(Bibliothek, Information und Dokumentation)

Walther Umstätter

Am 30.10.2014 beim BAK (Berliner Arbeitskreis Information), anlässlich der Lesung von W. Bredemeier, aus seinem Buch „Anti-Heimat-Roman“ in der Bibliothek TU /HdK Berlin im Volkswagenhaus)

Vorwort Als im Oktober 1989, über 20 Jahre nach ihrer Gründung die Bibliothekarische Auslandsstelle des ehemaligen Deutschen Bibliotheksinstituts eine Gruppe leitender Bibliothekare aus Ost- und Mitteleuropa in die Bundesrepublik für ein Fachseminar mit anschließender Studienreise eingeladen hatte, war das ein- und erstmalig. Jeder einzelne Teilnehmer musste noch über die betreffende Botschaft eingeladen und mit einem Visum ausgestattet werden. Die Gruppe besuchte auch den Dokumentartag in Bremen. Schweigend und mit zunehmenden Erstaunen nahmen sie an einer Sitzung teil, die von dem Vertreter des damaligen BMFT beherrscht wurde, mit dessen finanzieller Förderung das damalige hochgelobte Programm zur Informatisierung der Bundesrepublik ins Leben gerufen worden war. Aber nicht nur sie schwiegen, sondern auch die Teilnehmer. Ein tschechischer Kollege flüsterte mir leise ins Ohr, das ist ja wie bei uns. ----Bis ein junger Mann das Wort ergriff und auf das nahe liegende hinwies, dass ein solches Programm die Infrastruktur entbehrte und dass dies nicht ohne die Bibliotheken so bewältigen sei. etc…….Es war Herr Umstätter. Gedankt hat ihm keiner diesen Mut, aber er ist heute noch da, mit hörbarer Stimme, während alle die anderen Anwesenden, die Mitglieder des Instituts Dokumentation, die Mitarbeiter der GMD etc. verschwunden sind. 

Hier nun sein Beitrag: 
Seit dem Beginn der Digitalisierung 1963 haben wir inzwischen wöchentlich Vorschläge für Zukunftsentwicklungen im BID-Bereich. Es sind Anregungen, Befürchtungen, Hoffnungen oder Warnungen: In den Bibliotheken entstanden so Artotheken, Ludotheken, Verleih von Zimmerpflanzen in ÖBs, Lesecafés, Spezialangebote für Alte, für Kinder, Demente, Analphabeten, Aidskranke oder Behinderte.

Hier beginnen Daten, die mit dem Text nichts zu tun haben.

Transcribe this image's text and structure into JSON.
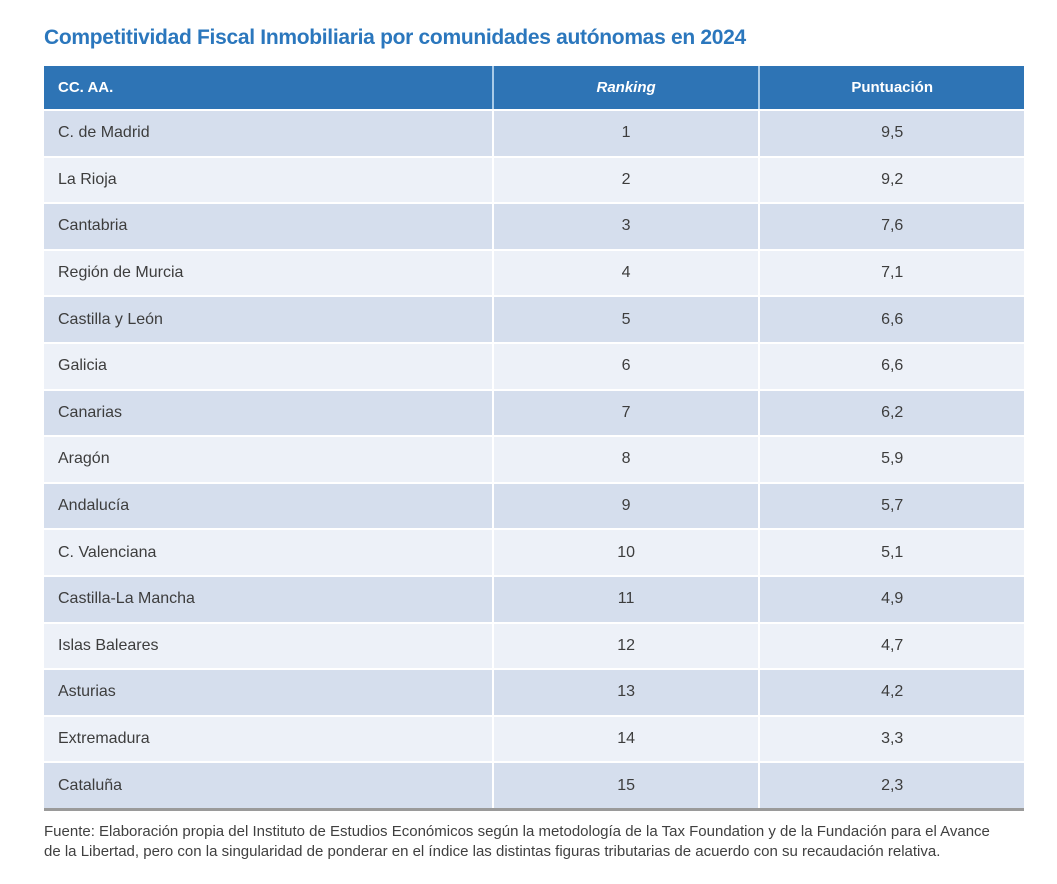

Dazu kommt nun die Bibliothek als Makerspace oder LibraryLab. In den Niederlanden sollen Bibliothekare zu „community leaders“ werden. K. Tochtermann nannte in BuB 10 Thesen zur Zukunft der Bibliotheken. A. Nikolaizig, hat gerade die Zeitreisen in die bibliothekarische Zukunft 1914 – 2014 – 2114“ herausgegeben. Sie zeigen, dass nach 1914 Unvorstellbares geschah, so dass alle Vorhersagen rasch obsolet wurden. Darum 3 Anmerkungen: 
Zunächst die schlechte Nachricht: Keiner weiß, was die Zukunft im BID-Bereich bringt, weil Menschen gerne einen freien Willen entfalten möchten, also auch unabsehbare Absurditäten vollbringen können. Ein Beispiel: 
Bibliotheksjuristisch sollten e-Books jahrelang den gedruckten Büchern gleichwertig sein. 
1. wollten die Verleger ihre Verwertungsrechte behalten. 
2. sollte bei Zitationen die Seite 123 im Werk XY Versionsunabhängig die identische Textstelle betreffen.
3. sollte ein Buch rationell elektronisch erzeugt und bei Bedarf auch auf Papier ausgedruckt werden können.
4. sollte die Preisbindung gelten.
5. sollte der reduzierte Mehrwertsteuersatz gelten.

Aber plötzlich wurden e-Books als Dateien deklariert, und nicht als Bücher, damit sie im Besitz der Verlage bleiben können.

So absurd das klingt, aber im Moment ist ein e-Book juristisch kein Buch! Bibliotheken und Buchkäufer wurden damit enteignet.

Es kann kein bibliothekarischer Bestandsaufbau mehr betrieben werden. Früher bekam ein Bibliothekar Geld zum Bucherwerb, und musste im Katalog exakt nachweisen, was er für dieses Geld erworben hatte. Damit entstehen 5 Fragen: 
1. Wie lange dürfen öffentlich bezahlte Bibliotheken dafür noch Geld ausgeben? Wer übernimmt die Langzeitarchivierung?
2. Sind dann noch Bibliothekstantiemen zu zahlen?
3. Weil geistiges Eigentum nur erworben werden kann, wenn man die neuen Erkenntnisse der gesamten Menschheit zugänglich macht, darf man sie dann auf diesen neuen closed access beschränken?
4. Wann wird dieser Unsinn wieder berichtigt?
5. Wie lange hält es diese Gesellschaft noch für gerecht, Autorenleistungen nach Auflagenzahl zu honorieren, während Wissenschaftler schon oft dafür zahlen, ihre Ergebnisse publizieren zu dürfen – mit Leistungsschutz hat das nichts zu tun.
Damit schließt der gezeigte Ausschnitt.